Advocates of a $15 minimum wage pleaded their case to Philadelphia City Council Wednesday, hoping to lay the groundwork for a challenge to a state law that bars municipalities from setting minimum wages.

Advocates of a $15 minimum wage pleaded their case to Philadelphia City Council Wednesday, hoping to lay the groundwork for a challenge to a state law that bars municipalities from setting minimum wages.

"Most of Philadelphia is in a state of emergency," the Rev. Gregory Holston testified before Council and about 100 supporters who filled the gallery. "If we're going to really address the poverty we're facing, all of us, leaders in government and City Council leaders and the mayor and anybody who wants to be mayor, have to address the issue."

Wednesday's hearing came one day after Gov. Wolf in his budget address urged the legislature to raise the state minimum wage from $7.25 to $10.10 per hour. Advocates here want Harrisburg to go further and also strike down the state law that bans municipalities from setting minimum wages.

Without that, any effort by Council to raise the hourly minimum is sure to be challenged in court - a fight the city's Law Department thinks would be unsuccessful, according to Councilman Kenyatta Johnson. Johnson had said he would consider introducing minimum-wage legislation if the Law Department thought it was feasible.

"We're still considering it, regardless of their position," Johnson said. "But we want to continue advocating on a state level."

Kate Goodman, an organizer for $15 Now, the main group pushing for the wage hike, said the Law Department's conclusion was not discouraging. She said a potential challenge to the state's preemption is far off, and for now the group wants Council to pass a resolution symbolically supporting a $15 rate and urging Harrisburg to do away with the law.

"We are going to have to build to the point where City Council is willing to introduce the law to challenge preemption," she said.

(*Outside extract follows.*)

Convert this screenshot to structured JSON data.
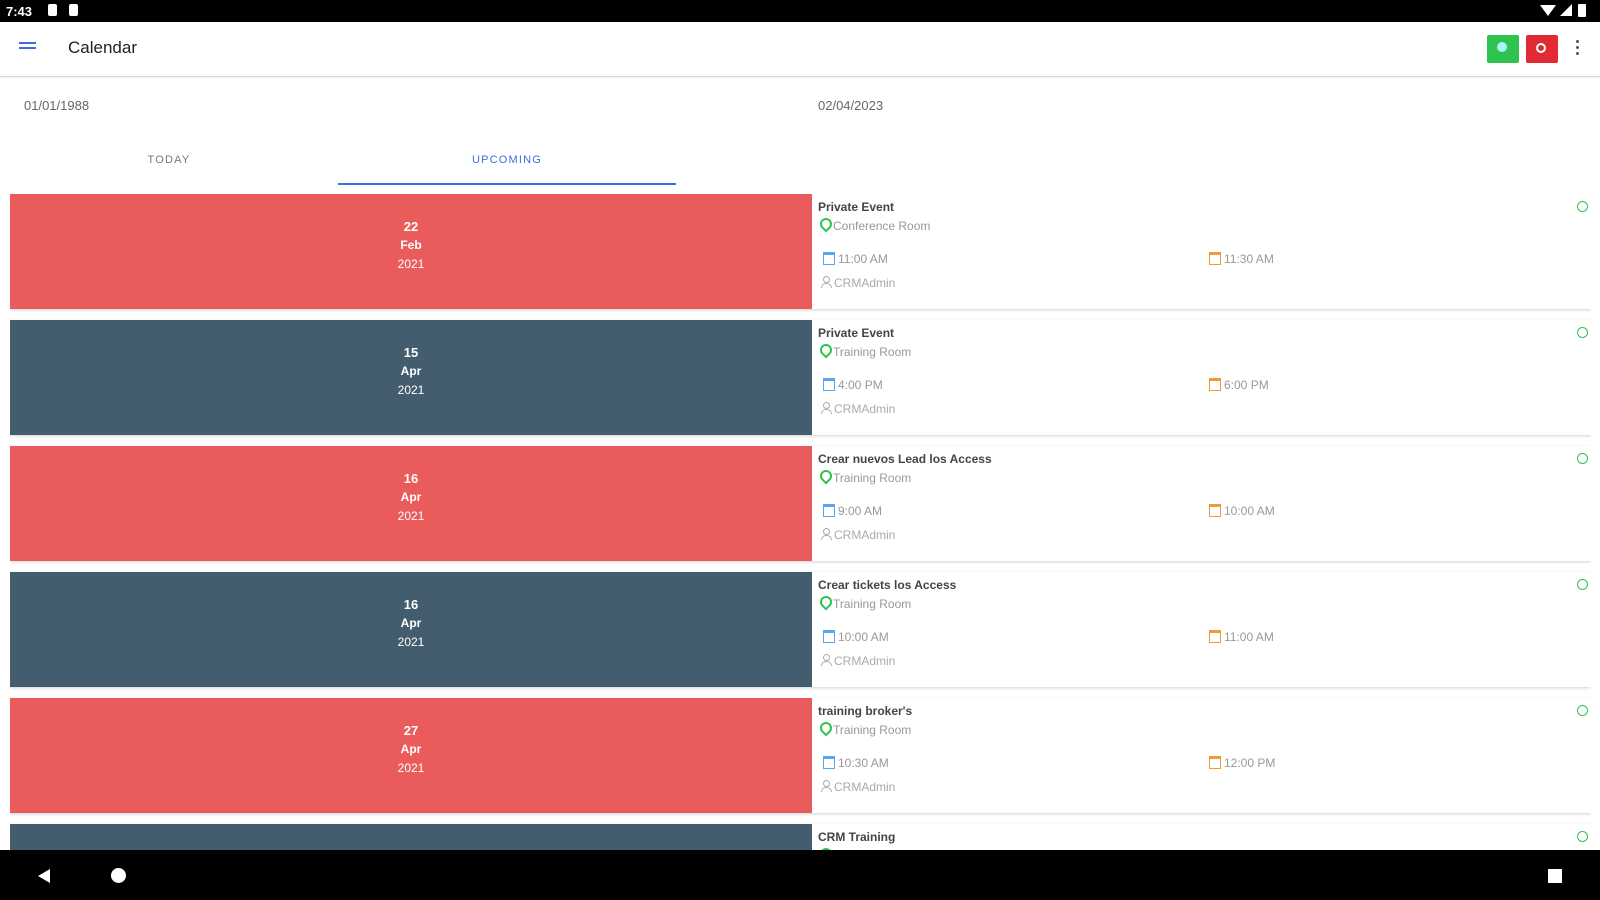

Council candidates Sherri Cohen and Isaiah Thomas both have said they back a $15 minimum wage. Cohen testified Wednesday, calling the minimum wage preemption one area where the city needs to "end state control over Philadelphia."

In the audience were dozens of workers, some who testified of their own struggles to make a living on minimum wage.

"My daughter asks to go to Chuck E. Cheese and I have to say to her no, because I can't afford it," said Raphael Curtis, 24, a fast-food worker. "Do you know what that feels like, to feel inadequate as a father? It's not fair. But it's not my fault."

Joe Grace, the Philadelphia Chamber of Commerce's director of public policy, declined to comment on the possibility of a $15 minimum wage Wednesday, saying the group is focusing on Wolf's proposal to raise the state rate.